They give an argument of correctness; is that really a proof? Well, there are some ambiguities: Do I hold the watch vertically, or, in the plane of the sun's arc? Certainly I can't hold it up-side down, even though this isn't explicitly stated. Furthermore, the correctness of the reasoning relies on some unstated assumptions. E.g., the sun is at its highest (northernmost) point of its transit at noon. Is this actually true? Does it depend on the time of year? I'm not exactly sure (and will have to sit down and scratch my head and draw pictures of orbits, to convince myself). Certainly there are at least a couple of caveats: even beyond account for Daylight Savings Time, the solar-time and clock-time only align at time-zone boundaries, and they drift up to an hour apart, before the next boundary rectifies the difference. Is this presuming I'm in the northern hemisphere? What if I'm on the equator?

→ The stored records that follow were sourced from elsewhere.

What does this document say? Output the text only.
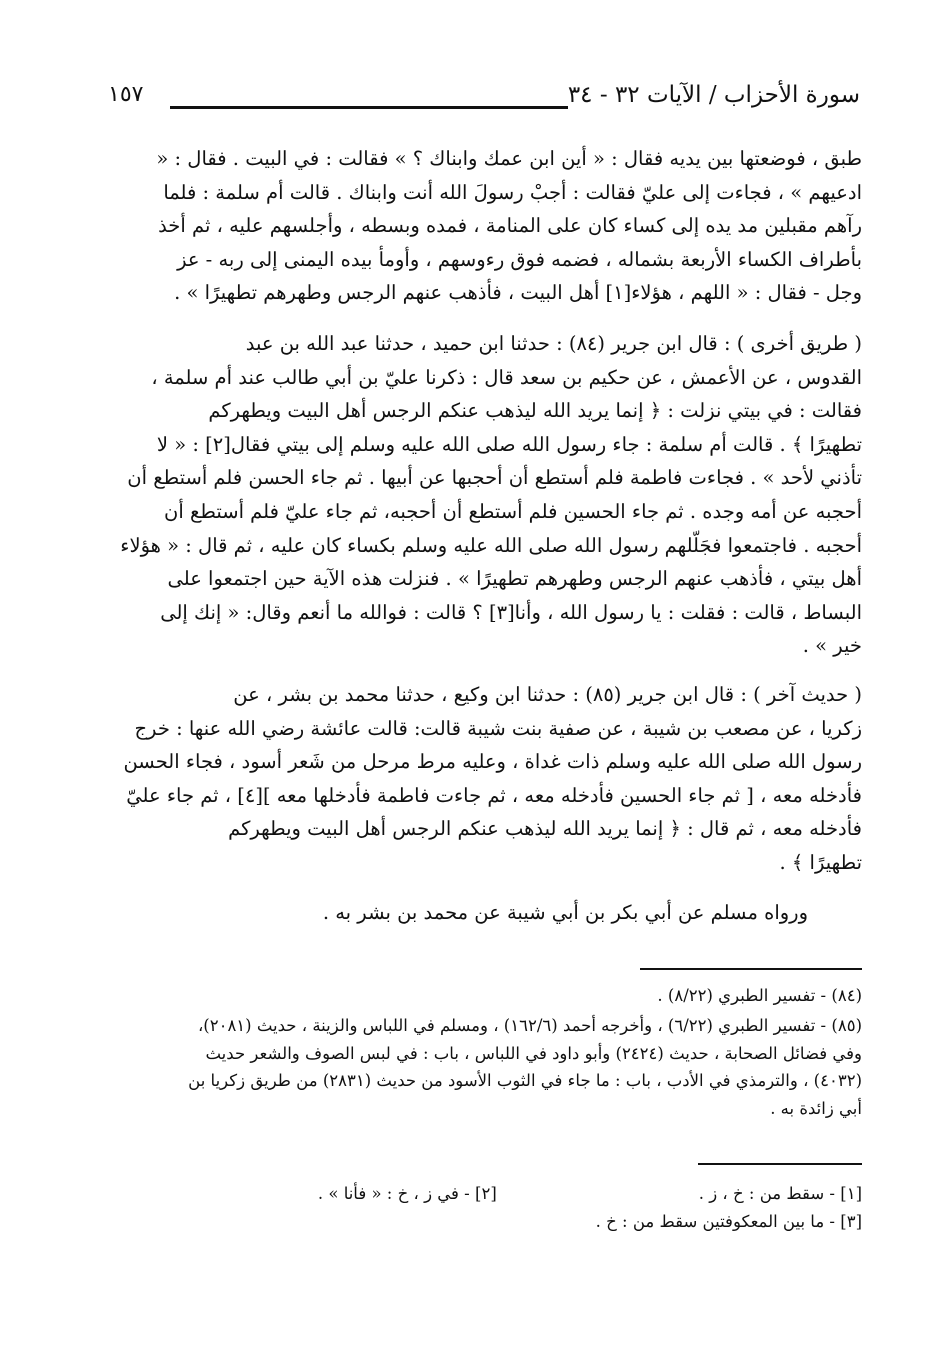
سورة الأحزاب / الآيات ٣٢ - ٣٤
١٥٧
طبق ، فوضعتها بين يديه فقال : « أين ابن عمك وابناك ؟ » فقالت : في البيت . فقال : «
ادعيهم » ، فجاءت إلى عليّ فقالت : أجبْ رسولَ الله أنت وابناك . قالت أم سلمة : فلما
رآهم مقبلين مد يده إلى كساء كان على المنامة ، فمده وبسطه ، وأجلسهم عليه ، ثم أخذ
بأطراف الكساء الأربعة بشماله ، فضمه فوق رءوسهم ، وأومأ بيده اليمنى إلى ربه - عز
وجل - فقال : « اللهم ، هؤلاء[١] أهل البيت ، فأذهب عنهم الرجس وطهرهم تطهيرًا » .
( طريق أخرى ) : قال ابن جرير (٨٤) : حدثنا ابن حميد ، حدثنا عبد الله بن عبد
القدوس ، عن الأعمش ، عن حكيم بن سعد قال : ذكرنا عليّ بن أبي طالب عند أم سلمة ،
فقالت : في بيتي نزلت : ﴿ إنما يريد الله ليذهب عنكم الرجس أهل البيت ويطهركم
تطهيرًا ﴾ . قالت أم سلمة : جاء رسول الله صلى الله عليه وسلم إلى بيتي فقال[٢] : « لا
تأذني لأحد » . فجاءت فاطمة فلم أستطع أن أحجبها عن أبيها . ثم جاء الحسن فلم أستطع أن
أحجبه عن أمه وجده . ثم جاء الحسين فلم أستطع أن أحجبه، ثم جاء عليّ فلم أستطع أن
أحجبه . فاجتمعوا فجَلّلهم رسول الله صلى الله عليه وسلم بكساء كان عليه ، ثم قال : « هؤلاء
أهل بيتي ، فأذهب عنهم الرجس وطهرهم تطهيرًا » . فنزلت هذه الآية حين اجتمعوا على
البساط ، قالت : فقلت : يا رسول الله ، وأنا[٣] ؟ قالت : فوالله ما أنعم وقال: « إنك إلى
خير » .
( حديث آخر ) : قال ابن جرير (٨٥) : حدثنا ابن وكيع ، حدثنا محمد بن بشر ، عن
زكريا ، عن مصعب بن شيبة ، عن صفية بنت شيبة قالت: قالت عائشة رضي الله عنها : خرج
رسول الله صلى الله عليه وسلم ذات غداة ، وعليه مرط مرحل من شَعر أسود ، فجاء الحسن
فأدخله معه ، [ ثم جاء الحسين فأدخله معه ، ثم جاءت فاطمة فأدخلها معه ][٤] ، ثم جاء عليّ
فأدخله معه ، ثم قال : ﴿ إنما يريد الله ليذهب عنكم الرجس أهل البيت ويطهركم
تطهيرًا ﴾ .
ورواه مسلم عن أبي بكر بن أبي شيبة عن محمد بن بشر به .
(٨٤) - تفسير الطبري (٨/٢٢) .
(٨٥) - تفسير الطبري (٦/٢٢) ، وأخرجه أحمد (١٦٢/٦) ، ومسلم في اللباس والزينة ، حديث (٢٠٨١)،
وفي فضائل الصحابة ، حديث (٢٤٢٤) وأبو داود في اللباس ، باب : في لبس الصوف والشعر حديث
(٤٠٣٢) ، والترمذي في الأدب ، باب : ما جاء في الثوب الأسود من حديث (٢٨٣١) من طريق زكريا بن
أبي زائدة به .
[١] - سقط من : خ ، ز . [٢] - في ز ، خ : « فأنا » .
[٣] - ما بين المعكوفتين سقط من : خ .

To be fair, the intent of this anecdote was to give enough evidence to convince you, not necessarily to be a complete, stand-alone self-contained proof. But in writing out a careful proof, one is forced to consider all the points just made; being forced to understand these can lead you to better understand the procedure yourself. But be careful to distinguish between something which sounds reasonable, and something that you're certain of.
An argument by form
How can we tell true proofs from false ones? What, exactly, are the rules of a proof? These are the questions which will occupy us.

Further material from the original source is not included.